Лейтенант смахнул щеткой с верстака несуществующие пылинки.
– А это инструмент: рашпили, надфили, мечики, плашки, – повел он рукой.
Инструмент был аккуратно разложен по полочкам, подписан и пронумерован.
– Есть и токарный станок. Но – не работающий.
Все это великолепие могло произвести сильное впечатление на настоящего металлиста. И, по разумению лейтенанта, я должен был захлебнуться от восторга и подпрыгнуть до потолка.
Он совершенно не понимал моих планов. Он видел во мне будущего воина – ремонтника. А я мечтал как бы всего этого избежать.
Я знал про себя: все, что я делаю руками, у меня выходит плохо и коряво.

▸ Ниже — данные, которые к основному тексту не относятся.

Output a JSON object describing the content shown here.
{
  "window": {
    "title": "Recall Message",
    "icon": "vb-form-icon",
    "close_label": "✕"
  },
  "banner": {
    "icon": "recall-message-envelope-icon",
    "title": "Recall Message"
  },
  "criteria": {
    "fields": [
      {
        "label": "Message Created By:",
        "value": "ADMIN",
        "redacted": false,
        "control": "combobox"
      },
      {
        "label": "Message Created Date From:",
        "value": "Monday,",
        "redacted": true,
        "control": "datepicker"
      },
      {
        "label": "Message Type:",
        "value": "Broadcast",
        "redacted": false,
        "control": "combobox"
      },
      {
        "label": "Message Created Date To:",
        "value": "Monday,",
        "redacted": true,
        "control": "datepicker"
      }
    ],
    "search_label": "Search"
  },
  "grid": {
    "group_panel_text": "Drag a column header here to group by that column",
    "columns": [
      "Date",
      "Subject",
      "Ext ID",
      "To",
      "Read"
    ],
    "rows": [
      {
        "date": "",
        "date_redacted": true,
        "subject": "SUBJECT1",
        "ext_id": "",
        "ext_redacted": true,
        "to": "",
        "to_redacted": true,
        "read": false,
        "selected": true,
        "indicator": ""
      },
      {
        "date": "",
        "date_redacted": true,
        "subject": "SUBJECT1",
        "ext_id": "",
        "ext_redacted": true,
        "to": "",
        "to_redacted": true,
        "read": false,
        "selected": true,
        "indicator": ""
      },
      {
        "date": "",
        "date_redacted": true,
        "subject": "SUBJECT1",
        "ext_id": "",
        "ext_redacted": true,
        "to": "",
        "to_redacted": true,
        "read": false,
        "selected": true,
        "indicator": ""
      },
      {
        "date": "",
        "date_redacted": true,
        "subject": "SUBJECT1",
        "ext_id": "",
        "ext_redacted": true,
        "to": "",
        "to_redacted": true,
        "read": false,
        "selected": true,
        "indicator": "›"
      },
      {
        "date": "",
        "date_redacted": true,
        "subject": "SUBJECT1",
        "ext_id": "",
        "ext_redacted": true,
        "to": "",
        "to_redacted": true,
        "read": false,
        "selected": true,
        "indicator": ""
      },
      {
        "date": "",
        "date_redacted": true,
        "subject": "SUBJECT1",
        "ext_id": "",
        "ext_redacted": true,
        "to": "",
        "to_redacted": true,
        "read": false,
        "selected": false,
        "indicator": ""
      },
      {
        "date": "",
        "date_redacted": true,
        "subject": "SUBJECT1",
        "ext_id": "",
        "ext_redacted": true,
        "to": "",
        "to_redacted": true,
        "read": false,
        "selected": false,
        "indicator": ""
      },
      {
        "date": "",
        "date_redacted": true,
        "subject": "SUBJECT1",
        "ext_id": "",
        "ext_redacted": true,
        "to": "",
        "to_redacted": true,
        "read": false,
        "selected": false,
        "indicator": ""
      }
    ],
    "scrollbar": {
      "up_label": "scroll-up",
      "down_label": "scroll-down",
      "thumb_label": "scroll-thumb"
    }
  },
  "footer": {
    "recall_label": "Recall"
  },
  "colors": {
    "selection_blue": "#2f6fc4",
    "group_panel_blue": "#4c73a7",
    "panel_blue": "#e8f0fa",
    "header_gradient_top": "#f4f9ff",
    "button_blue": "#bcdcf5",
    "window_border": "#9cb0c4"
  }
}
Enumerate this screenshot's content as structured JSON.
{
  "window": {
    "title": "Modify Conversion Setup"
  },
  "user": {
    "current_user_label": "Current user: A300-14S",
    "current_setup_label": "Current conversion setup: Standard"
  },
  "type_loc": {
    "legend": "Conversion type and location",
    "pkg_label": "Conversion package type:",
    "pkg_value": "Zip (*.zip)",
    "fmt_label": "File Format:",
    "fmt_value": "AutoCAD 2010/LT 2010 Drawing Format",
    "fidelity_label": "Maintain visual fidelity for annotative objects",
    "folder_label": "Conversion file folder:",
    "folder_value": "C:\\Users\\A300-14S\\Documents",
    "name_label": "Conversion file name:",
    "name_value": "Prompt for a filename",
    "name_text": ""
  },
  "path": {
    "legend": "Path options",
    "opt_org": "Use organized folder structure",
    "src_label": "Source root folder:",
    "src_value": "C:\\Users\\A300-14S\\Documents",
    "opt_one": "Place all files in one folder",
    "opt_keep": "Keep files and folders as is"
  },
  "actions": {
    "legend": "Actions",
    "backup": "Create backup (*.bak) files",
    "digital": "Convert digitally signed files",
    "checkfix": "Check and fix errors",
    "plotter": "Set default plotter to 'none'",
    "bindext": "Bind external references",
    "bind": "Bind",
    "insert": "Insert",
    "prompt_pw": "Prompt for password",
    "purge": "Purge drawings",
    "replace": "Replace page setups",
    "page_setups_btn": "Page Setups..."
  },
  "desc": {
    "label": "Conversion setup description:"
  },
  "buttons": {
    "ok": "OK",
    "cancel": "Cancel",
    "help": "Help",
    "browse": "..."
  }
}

Я знал, но не комплексовал.
Я верил в теорию компенсации. Если у человека один орган работает слабо, то другой – трудится с избыточной силой. И, если у меня непригодные к работе руки, то зато умная, полная мыслей и идей, голова.
Так я считал. Это меня грело.
Лейтенант об этом даже не догадывался, поэтому с энтузиазмом продолжил:
– Сейчас мы изготавливаем каркасы из арматуры.
– И как это производится? – поинтересовался я.
– Просто. Берем арматуру, режем ее на куски: четыре – по полтора метра и пять – по восемьдесят сантиметров.